Question

a screw jack is used to lift a small car. the handle used to turn the screw has a length (radius) of 20 cm. the screw advances 0.5 cm for each full rotation (pitch of the screw). the worker applies an effort force of 150 n at the handle. part b. if the screw actually lifts a load of 4000 n, calculate the actual mechanical advantage (ama) and the efficiency of the screw. show all steps clearly. type response here g: 20,.5,150,4000 u: ama e: s: s:

Explanation:

Step1: Define Actual Mechanical Advantage formula

The formula for Actual Mechanical Advantage (AMA) is $AMA=\frac{Load}{Effort}$.

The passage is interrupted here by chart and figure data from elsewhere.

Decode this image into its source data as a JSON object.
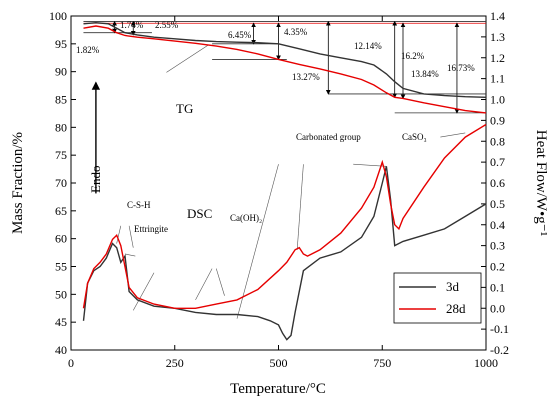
{
  "chart_data": {
    "type": "line",
    "xlabel": "Temperature/°C",
    "ylabel_left": "Mass Fraction/%",
    "ylabel_right": "Heat Flow/W•g⁻¹",
    "xlim": [
      0,
      1000
    ],
    "ylim_left": [
      40,
      100
    ],
    "ylim_right": [
      -0.2,
      1.4
    ],
    "x_ticks": [
      "0",
      "250",
      "500",
      "750",
      "1000"
    ],
    "y_left_ticks": [
      "40",
      "45",
      "50",
      "55",
      "60",
      "65",
      "70",
      "75",
      "80",
      "85",
      "90",
      "95",
      "100"
    ],
    "y_right_ticks": [
      "-0.2",
      "-0.1",
      "0.0",
      "0.1",
      "0.2",
      "0.3",
      "0.4",
      "0.5",
      "0.6",
      "0.7",
      "0.8",
      "0.9",
      "1.0",
      "1.1",
      "1.2",
      "1.3",
      "1.4"
    ],
    "legend_position": "bottom-right",
    "series": [
      {
        "name": "3d",
        "color": "#333333",
        "tg": {
          "x": [
            30,
            60,
            90,
            110,
            130,
            160,
            200,
            250,
            300,
            350,
            400,
            450,
            500,
            550,
            600,
            650,
            700,
            730,
            760,
            780,
            800,
            850,
            900,
            950,
            1000
          ],
          "y": [
            98.6,
            98.8,
            98.6,
            97.8,
            97.0,
            96.6,
            96.2,
            95.9,
            95.6,
            95.4,
            95.3,
            95.2,
            95.0,
            94.1,
            93.2,
            92.5,
            91.8,
            91.2,
            89.6,
            88.2,
            87.0,
            86.0,
            85.7,
            85.5,
            85.4
          ]
        },
        "dsc": {
          "x": [
            30,
            40,
            55,
            70,
            85,
            100,
            110,
            120,
            130,
            140,
            160,
            200,
            250,
            300,
            350,
            400,
            450,
            480,
            500,
            510,
            520,
            530,
            540,
            560,
            600,
            650,
            700,
            730,
            750,
            760,
            770,
            780,
            800,
            850,
            900,
            950,
            1000
          ],
          "y": [
            -0.06,
            0.12,
            0.18,
            0.2,
            0.24,
            0.31,
            0.29,
            0.22,
            0.25,
            0.08,
            0.04,
            0.01,
            -0.0,
            -0.02,
            -0.03,
            -0.03,
            -0.04,
            -0.06,
            -0.08,
            -0.12,
            -0.15,
            -0.13,
            -0.02,
            0.18,
            0.24,
            0.27,
            0.34,
            0.44,
            0.6,
            0.68,
            0.52,
            0.3,
            0.32,
            0.35,
            0.38,
            0.44,
            0.5
          ]
        }
      },
      {
        "name": "28d",
        "color": "#e60000",
        "tg": {
          "x": [
            30,
            60,
            90,
            110,
            130,
            160,
            200,
            250,
            300,
            350,
            400,
            450,
            500,
            550,
            600,
            650,
            700,
            730,
            760,
            780,
            800,
            850,
            900,
            950,
            1000
          ],
          "y": [
            97.8,
            98.2,
            97.8,
            97.0,
            96.5,
            96.2,
            95.9,
            95.5,
            95.1,
            94.6,
            94.0,
            93.2,
            92.2,
            91.3,
            90.5,
            89.6,
            88.6,
            87.6,
            86.2,
            85.4,
            85.2,
            84.4,
            83.7,
            83.0,
            82.6
          ]
        },
        "dsc": {
          "x": [
            30,
            40,
            55,
            70,
            85,
            100,
            110,
            120,
            140,
            160,
            200,
            250,
            300,
            350,
            400,
            450,
            500,
            520,
            540,
            550,
            560,
            570,
            600,
            650,
            700,
            730,
            750,
            760,
            770,
            780,
            790,
            800,
            850,
            900,
            950,
            1000
          ],
          "y": [
            0.0,
            0.12,
            0.19,
            0.22,
            0.26,
            0.33,
            0.35,
            0.3,
            0.1,
            0.05,
            0.02,
            0.0,
            0.0,
            0.02,
            0.04,
            0.09,
            0.18,
            0.22,
            0.28,
            0.29,
            0.26,
            0.25,
            0.28,
            0.36,
            0.48,
            0.58,
            0.7,
            0.63,
            0.5,
            0.4,
            0.38,
            0.43,
            0.58,
            0.72,
            0.82,
            0.88
          ]
        }
      }
    ],
    "mass_loss_labels": [
      "1.82%",
      "1.74%",
      "2.55%",
      "6.45%",
      "4.35%",
      "13.27%",
      "12.14%",
      "16.2%",
      "13.84%",
      "16.73%"
    ],
    "annotations": {
      "tg": "TG",
      "dsc": "DSC",
      "endo": "Endo",
      "csh": "C-S-H",
      "ettringite": "Ettringite",
      "caoh2": "Ca(OH)₂",
      "carbonated": "Carbonated group",
      "caso3": "CaSO₃"
    }
  }
}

Step2: Substitute given values

We know that the load $L = 4000\ N$ and the effort $E=150\ N$. So, $AMA=\frac{4000}{150}=\frac{80}{3}\approx26.67$.

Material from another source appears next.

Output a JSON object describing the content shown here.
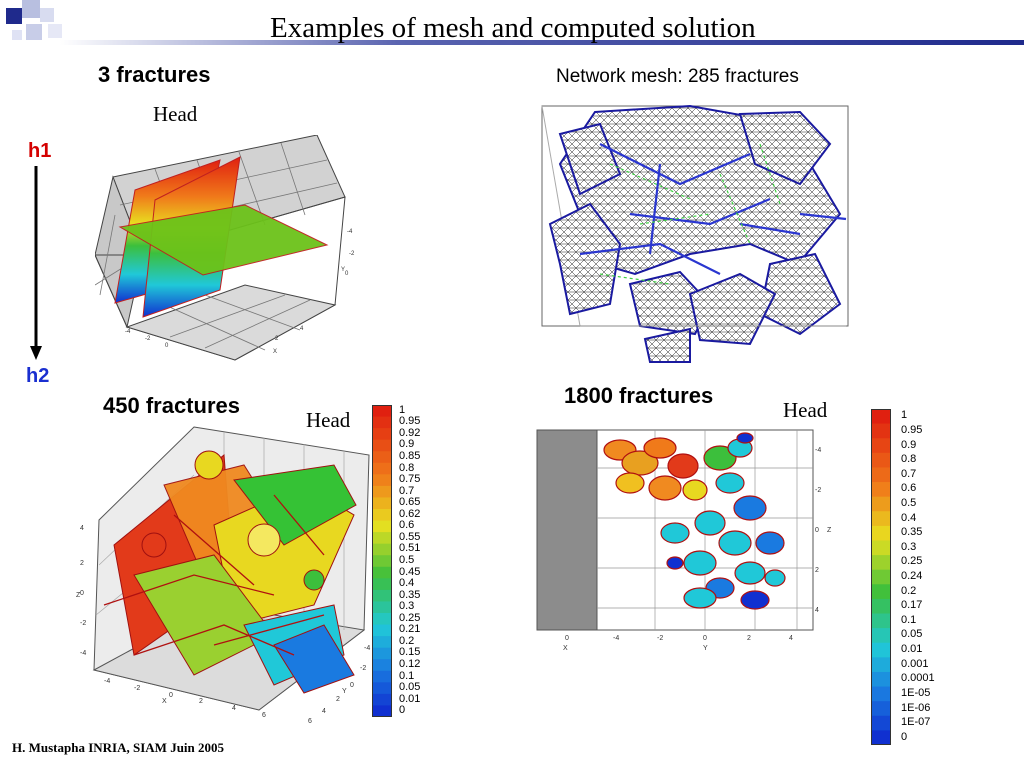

Step3: Define Ideal Mechanical Advantage formula

The Ideal Mechanical Advantage (IMA) of a screw - jack is given by $IMA=\frac{2\pi r}{p}$, where $r$ is the radius of the handle and $p$ is the pitch of the screw. Here, $r = 20\ cm$ and $p=0.5\ cm$. So, $IMA=\frac{2\pi\times20}{0.5}=\frac{40\pi}{0.5}=80\pi\approx251.33$.

Step4: Define efficiency formula

The efficiency $\eta$ of a machine is given by $\eta=\frac{AMA}{IMA}\times100\%$.

Step5: Calculate efficiency

Substitute the values of AMA and IMA into the efficiency formula: $\eta=\frac{\frac{80}{3}}{80\pi}\times100\%=\frac{1}{3\pi}\times100\%\approx\frac{1}{9.42}\times100\%\approx10.62\%$.

Answer:

AMA $\approx26.67$, Efficiency $\approx10.62\%$